Al igual que a las puertas del barrio alto, en la puerta de la ciudadela, lo que llevaba en la mano el soldado, les permitió el paso sin problemas. Los primeros edificios que había cruzadas las puertas eran los cuarteles de la guardia y los de los siervos. Una vez pasados estos, se entraban en los jardines, desde los que ya se observaba el gran palacio, una construcción de tres alturas, escalonada, con arquerías en pasillos exteriores y grandes terrazas. La entrada principal era una gran escalinata, donde ya esperaban varios criados, para hacerse cargo de los caballos, así como un hombre delgado, vestido con ropas livianas de un blanco absoluto, con un turbante como el del prefecto, que mantenía todo el cabello tapado. Los ojos eran claros, el rostro chupado, con un gesto serio, con una perilla corta, de pelo negro con canas.

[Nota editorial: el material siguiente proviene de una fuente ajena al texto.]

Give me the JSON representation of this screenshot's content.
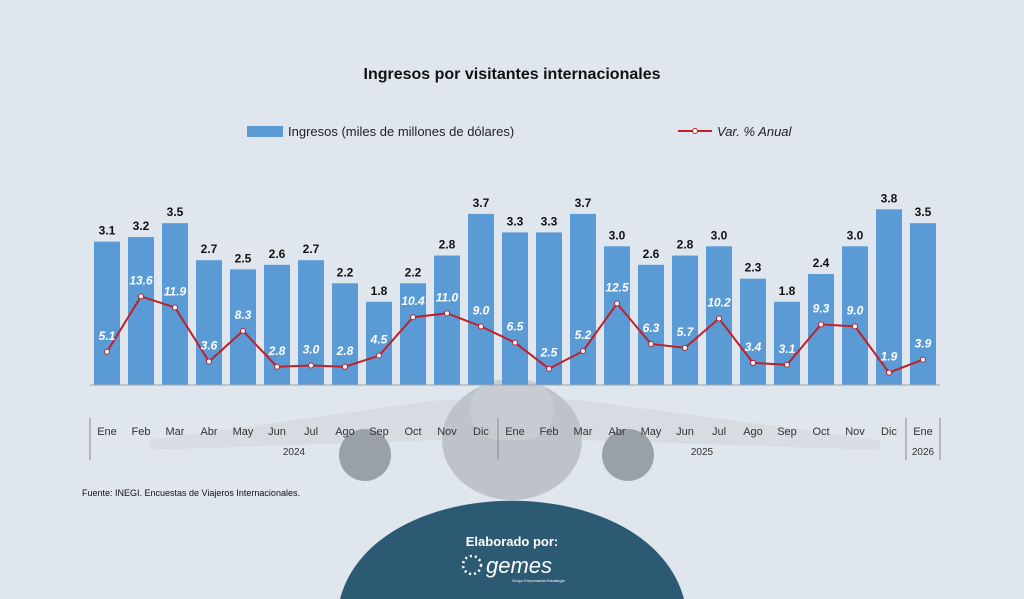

-   Prefecto de Lhimoner, su excelencia le espera con ansias -dijo el hombre de blanco, cuando el prefecto y sus compañeros se apearon de sus monturas, bajando los peldaños-. Por favor, seguidme, os espera en el salón de los nenúfares.

-   Gran chambelán Rhissue, el placer siempre es mío -devolvió el saludo el prefecto, con una ligera reverencia, pero el hombre delgado ya avanzaba hacia el arco de entrada.

El prefecto le hizo un gesto a Fhahl de que no hablase y le siguiese. En palacio, lo mejor sería que solo hablase él, por algo era un oficial y no un sargento.